Friday 13 July 2012

Better Books: Art, Anarchy and Apostasy

Better Books: Art, Anarchy and Apostasy
Flat Time House

flattimeho.org.uk

in Bellenden Road SE15





Approaching Flat Time House on Bellenden Road the first thing I saw was a massive book sticking through the window.


This was the workshop and house of John Latham and it now stores and exhibits his archive.


This Better Books exhibition gives a glimpse into the world of the unique second hand book shop in the 1960s. I got a copy of the text that accompanies the exhibition the day before at 'Bookmare' exhibition Camberwell Space and so was able to read it before coming and gem up on the history and context.
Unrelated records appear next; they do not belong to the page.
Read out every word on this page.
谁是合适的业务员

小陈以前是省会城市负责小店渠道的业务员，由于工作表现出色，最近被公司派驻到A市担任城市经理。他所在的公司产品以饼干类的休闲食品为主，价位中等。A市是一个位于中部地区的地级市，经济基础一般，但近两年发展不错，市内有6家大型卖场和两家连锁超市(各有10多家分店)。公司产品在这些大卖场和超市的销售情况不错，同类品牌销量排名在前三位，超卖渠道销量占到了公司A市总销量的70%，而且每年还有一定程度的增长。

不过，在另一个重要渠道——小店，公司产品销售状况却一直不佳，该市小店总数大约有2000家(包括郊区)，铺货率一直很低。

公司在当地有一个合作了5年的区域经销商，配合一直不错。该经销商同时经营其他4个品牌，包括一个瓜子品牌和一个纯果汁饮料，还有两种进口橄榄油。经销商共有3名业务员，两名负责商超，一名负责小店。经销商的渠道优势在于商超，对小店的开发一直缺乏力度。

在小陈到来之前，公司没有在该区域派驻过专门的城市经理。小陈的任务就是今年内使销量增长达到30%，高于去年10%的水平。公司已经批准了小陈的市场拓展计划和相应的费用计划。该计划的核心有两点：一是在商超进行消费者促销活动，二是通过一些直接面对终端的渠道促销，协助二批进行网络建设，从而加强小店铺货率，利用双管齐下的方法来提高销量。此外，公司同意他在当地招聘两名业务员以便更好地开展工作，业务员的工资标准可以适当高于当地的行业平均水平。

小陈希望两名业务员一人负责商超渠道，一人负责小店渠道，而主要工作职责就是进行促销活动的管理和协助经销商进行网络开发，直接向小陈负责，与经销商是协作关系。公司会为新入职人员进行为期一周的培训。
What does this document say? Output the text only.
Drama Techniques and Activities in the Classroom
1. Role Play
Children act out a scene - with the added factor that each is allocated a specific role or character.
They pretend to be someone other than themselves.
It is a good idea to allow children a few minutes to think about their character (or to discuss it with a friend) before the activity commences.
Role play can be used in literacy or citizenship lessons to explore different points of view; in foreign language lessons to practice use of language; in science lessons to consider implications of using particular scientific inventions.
I entered the small front room with white walls and white wooden floorboards. It  was light and airy as the whole frontage is glass with the sculpture book breaking through on both sides.




The exhibition starts with a plan of the Better Books basement where all the radical events took place. This was red ink on brown paper. Then I looked up and at the top of the wall was Bob Cobbing's  'A Judith Poem. In Any Language'. The printed black letters has a stark intensity. Then there was a photograph of the Better Books  shop in 1966 taken by Jennifer Pike and a paper bag designed by John Sewell. But as I continued looking I seemed to hone in on Bob Cobbing's work. His 'Poem in Three Stanzas' is the impressions and traces of something leaving black and grey marks. And that is what a poem is? Its an impression in sound that is perhaps not understood at least not on the first hearing but you are left thinking about it ...it makes an impression on you.

Walking in through the office into a corridor I went straight to the end and watched film footage of Bob Cobbing reading his sound poems building up texture (Pip Benvensite, Poet UK 1965 16mm). Then moving back down the corridor I saw Bob Cobbing's 'Reel 2 Reel' poster cira 1960. It was a black graphic stylised film reel sliced in half and the two portions at an angle  with bold black text above it - very effective.

By reading the text (booklet that unfolds into a massive poster with images of key works) first and then going to see the actual printed materials, watch film and listen to audio I got  a real sense of how radical Better Books was.